Bootstrap is a popular front-end framework for building responsive and mobile-first websites and web applications. It provides a variety of components like navigation menus. Bootstrap's documentation includes examples, code snippets, and customization options for implementing hamburger menus, collapsible navigation bars, and other mobile-friendly navigation's. Navigation that can be used are components like "pills", "tabs", "drop downs", and "pills with drop downs". All components can be used with hamburger menus on mobile devices. Bootstrap is easy to use with no extra CSS or JavaScript. You need to either download the Bootstrap code or link to the Bootstrap CDN in the head section. Then its pretty much just plug and play. Bootstrap is easy to use and gives a great navigation look to web site and applications.

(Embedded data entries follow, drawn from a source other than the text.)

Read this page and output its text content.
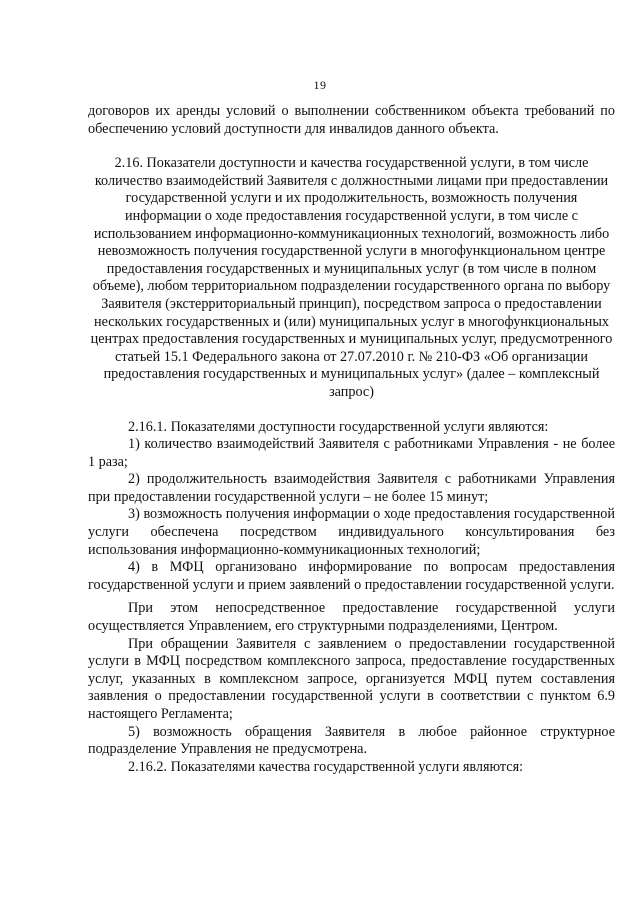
19

договоров их аренды условий о выполнении собственником объекта требований по обеспечению условий доступности для инвалидов данного объекта.

2.16. Показатели доступности и качества государственной услуги, в том числе количество взаимодействий Заявителя с должностными лицами при предоставлении государственной услуги и их продолжительность, возможность получения информации о ходе предоставления государственной услуги, в том числе с использованием информационно-коммуникационных технологий, возможность либо невозможность получения государственной услуги в многофункциональном центре предоставления государственных и муниципальных услуг (в том числе в полном объеме), любом территориальном подразделении государственного органа по выбору Заявителя (экстерриториальный принцип), посредством запроса о предоставлении нескольких государственных и (или) муниципальных услуг в многофункциональных центрах предоставления государственных и муниципальных услуг, предусмотренного статьей 15.1 Федерального закона от 27.07.2010 г. № 210-ФЗ «Об организации предоставления государственных и муниципальных услуг» (далее – комплексный запрос)

2.16.1. Показателями доступности государственной услуги являются:

1) количество взаимодействий Заявителя с работниками Управления - не более 1 раза;

2) продолжительность взаимодействия Заявителя с работниками Управления при предоставлении государственной услуги – не более 15 минут;

3) возможность получения информации о ходе предоставления государственной услуги обеспечена посредством индивидуального консультирования без использования информационно-коммуникационных технологий;

4) в МФЦ организовано информирование по вопросам предоставления государственной услуги и прием заявлений о предоставлении государственной услуги.

При этом непосредственное предоставление государственной услуги осуществляется Управлением, его структурными подразделениями, Центром.

При обращении Заявителя с заявлением о предоставлении государственной услуги в МФЦ посредством комплексного запроса, предоставление государственных услуг, указанных в комплексном запросе, организуется МФЦ путем составления заявления о предоставлении государственной услуги в соответствии с пунктом 6.9 настоящего Регламента;

5) возможность обращения Заявителя в любое районное структурное подразделение Управления не предусмотрена.

2.16.2. Показателями качества государственной услуги являются:
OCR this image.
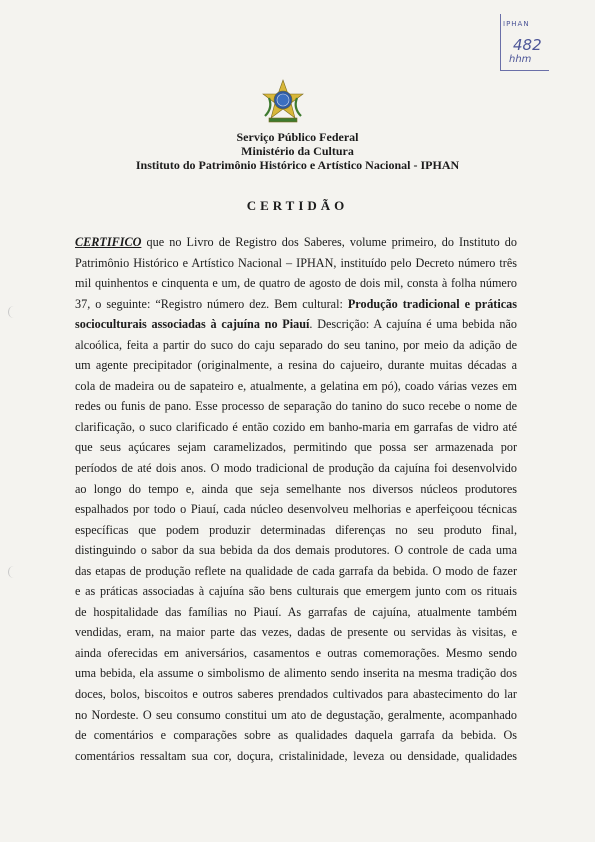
IPHAN
482
hhm
Serviço Público Federal
Ministério da Cultura
Instituto do Patrimônio Histórico e Artístico Nacional - IPHAN
CERTIDÃO
CERTIFICO que no Livro de Registro dos Saberes, volume primeiro, do Instituto do
Patrimônio Histórico e Artístico Nacional – IPHAN, instituído pelo Decreto número três
mil quinhentos e cinquenta e um, de quatro de agosto de dois mil, consta à folha número
37, o seguinte: “Registro número dez. Bem cultural: Produção tradicional e práticas
socioculturais associadas à cajuína no Piauí. Descrição: A cajuína é uma bebida não
alcoólica, feita a partir do suco do caju separado do seu tanino, por meio da adição de
um agente precipitador (originalmente, a resina do cajueiro, durante muitas décadas a
cola de madeira ou de sapateiro e, atualmente, a gelatina em pó), coado várias vezes em
redes ou funis de pano. Esse processo de separação do tanino do suco recebe o nome de
clarificação, o suco clarificado é então cozido em banho-maria em garrafas de vidro até
que seus açúcares sejam caramelizados, permitindo que possa ser armazenada por
períodos de até dois anos. O modo tradicional de produção da cajuína foi desenvolvido
ao longo do tempo e, ainda que seja semelhante nos diversos núcleos produtores
espalhados por todo o Piauí, cada núcleo desenvolveu melhorias e aperfeiçoou técnicas
específicas que podem produzir determinadas diferenças no seu produto final,
distinguindo o sabor da sua bebida da dos demais produtores. O controle de cada uma
das etapas de produção reflete na qualidade de cada garrafa da bebida. O modo de fazer
e as práticas associadas à cajuína são bens culturais que emergem junto com os rituais
de hospitalidade das famílias no Piauí. As garrafas de cajuína, atualmente também
vendidas, eram, na maior parte das vezes, dadas de presente ou servidas às visitas, e
ainda oferecidas em aniversários, casamentos e outras comemorações. Mesmo sendo
uma bebida, ela assume o simbolismo de alimento sendo inserita na mesma tradição dos
doces, bolos, biscoitos e outros saberes prendados cultivados para abastecimento do lar
no Nordeste. O seu consumo constitui um ato de degustação, geralmente, acompanhado
de comentários e comparações sobre as qualidades daquela garrafa da bebida. Os
comentários ressaltam sua cor, doçura, cristalinidade, leveza ou densidade, qualidades
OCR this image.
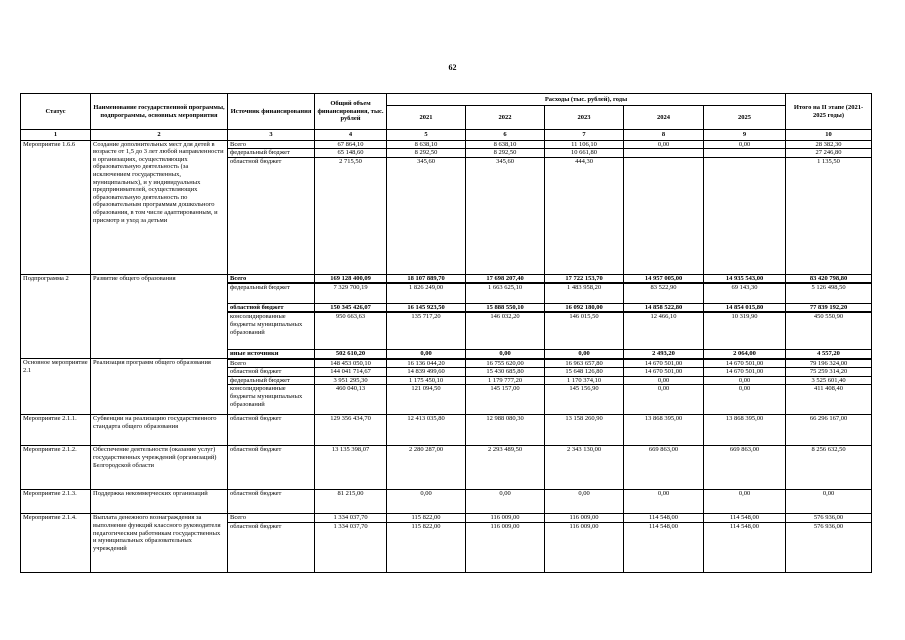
62
Статус	Наименование государственной программы, подпрограммы, основных мероприятия	Источник финансирования	Общий объем финансирования, тыс. рублей	Расходы (тыс. рублей), годы					Итого на II этапе (2021-2025 годы)
				2021	2022	2023	2024	2025	
1	2	3	4	5	6	7	8	9	10
Мероприятие 1.6.6	Создание дополнительных мест для детей в возрасте от 1,5 до 3 лет любой направленности в организациях, осуществляющих образовательную деятельность (за исключением государственных, муниципальных), и у индивидуальных предпринимателей, осуществляющих образовательную деятельность по образовательным программам дошкольного образования, в том числе адаптированным, и присмотр и уход за детьми	Всего	67 864,10	8 638,10	8 638,10	11 106,10	0,00	0,00	28 382,30
		федеральный бюджет	65 148,60	8 292,50	8 292,50	10 661,80			27 246,80
		областной бюджет	2 715,50	345,60	345,60	444,30			1 135,50
Подпрограмма 2	Развитие общего образования	Всего	169 128 400,09	18 107 889,70	17 698 207,40	17 722 153,70	14 957 005,00	14 935 543,00	83 420 798,80
		федеральный бюджет	7 329 700,19	1 826 249,00	1 663 625,10	1 483 958,20	83 522,90	69 143,30	5 126 498,50
		областной бюджет	150 345 426,07	16 145 923,50	15 888 550,10	16 092 180,00	14 858 522,80	14 854 015,80	77 839 192,20
		консолидированные бюджеты муниципальных образований	950 663,63	135 717,20	146 032,20	146 015,50	12 466,10	10 319,90	450 550,90
		иные источники	502 610,20	0,00	0,00	0,00	2 493,20	2 064,00	4 557,20
Основное мероприятие 2.1	Реализация программ общего образования	Всего	148 453 050,10	16 136 044,20	16 755 620,00	16 963 657,80	14 670 501,00	14 670 501,00	79 196 324,00
		областной бюджет	144 041 714,67	14 839 499,60	15 430 685,80	15 648 126,80	14 670 501,00	14 670 501,00	75 259 314,20
		федеральный бюджет	3 951 295,30	1 175 450,10	1 179 777,20	1 170 374,10	0,00	0,00	3 525 601,40
		консолидированные бюджеты муниципальных образований	460 040,13	121 094,50	145 157,00	145 156,90	0,00	0,00	411 408,40
Мероприятие 2.1.1.	Субвенции на реализацию государственного стандарта общего образования	областной бюджет	129 356 434,70	12 413 035,80	12 988 080,30	13 158 260,90	13 868 395,00	13 868 395,00	66 296 167,00
Мероприятие 2.1.2.	Обеспечение деятельности (оказание услуг) государственных учреждений (организаций) Белгородской области	областной бюджет	13 135 398,07	2 280 287,00	2 293 489,50	2 343 130,00	669 863,00	669 863,00	8 256 632,50
Мероприятие 2.1.3.	Поддержка некоммерческих организаций	областной бюджет	81 215,00	0,00	0,00	0,00	0,00	0,00	0,00
Мероприятие 2.1.4.	Выплата денежного вознаграждения за выполнение функций классного руководителя педагогическим работникам государственных и муниципальных образовательных учреждений	Всего	1 334 037,70	115 822,00	116 009,00	116 009,00	114 548,00	114 548,00	576 936,00
		областной бюджет	1 334 037,70	115 822,00	116 009,00	116 009,00	114 548,00	114 548,00	576 936,00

Holly Sunderland, published an article on a website called Medium about a gaming website called GAMINGbible and how they changed their website and worked away from hamburger menus and went with a totally different approach. As you scroll their website, each important section, that would be like a new page, would have a new "sticky tab". The further you scroll the sticky tabs keep stacking up the side of your screen. If you want to quickly go back to a certain section, you can click that sections sticky tab. This unique change introduces a fresh new approach for users. I think this is a fun idea for gamers.
A very interesting article by Jean Kaluza on Dovetail.com called Hamburger Menu Design 101. The article talks about how effective hamburger menus are in user experience design. It talks about the importance of context and content organization when using hamburger menus, prioritizing the need to balance minimalism with accessibility. Basically keeping the hamburger small enough, yet big enough to be able to make it accessible for everyone. By studying real-world examples and case studies, the article provides information for designing mobile navigation. Designers can gain insight from the analysis of successful implementations and learn how to optimize hamburger menus for improved usability and user experience.
There are a ton on resources on the internet about how to create navigation menus for website and for mobile devices. Hamburger navigation's are a great resource and widely used, but like in the second source above, there are some unique alternatives that some websites are changing to. Everything is driven off of the user experience and how the user responds to the changes. Even with these fun, unique, new designs to navigation, the research I have done still points to the hamburger navigation being king. Its simple, compact, and organized.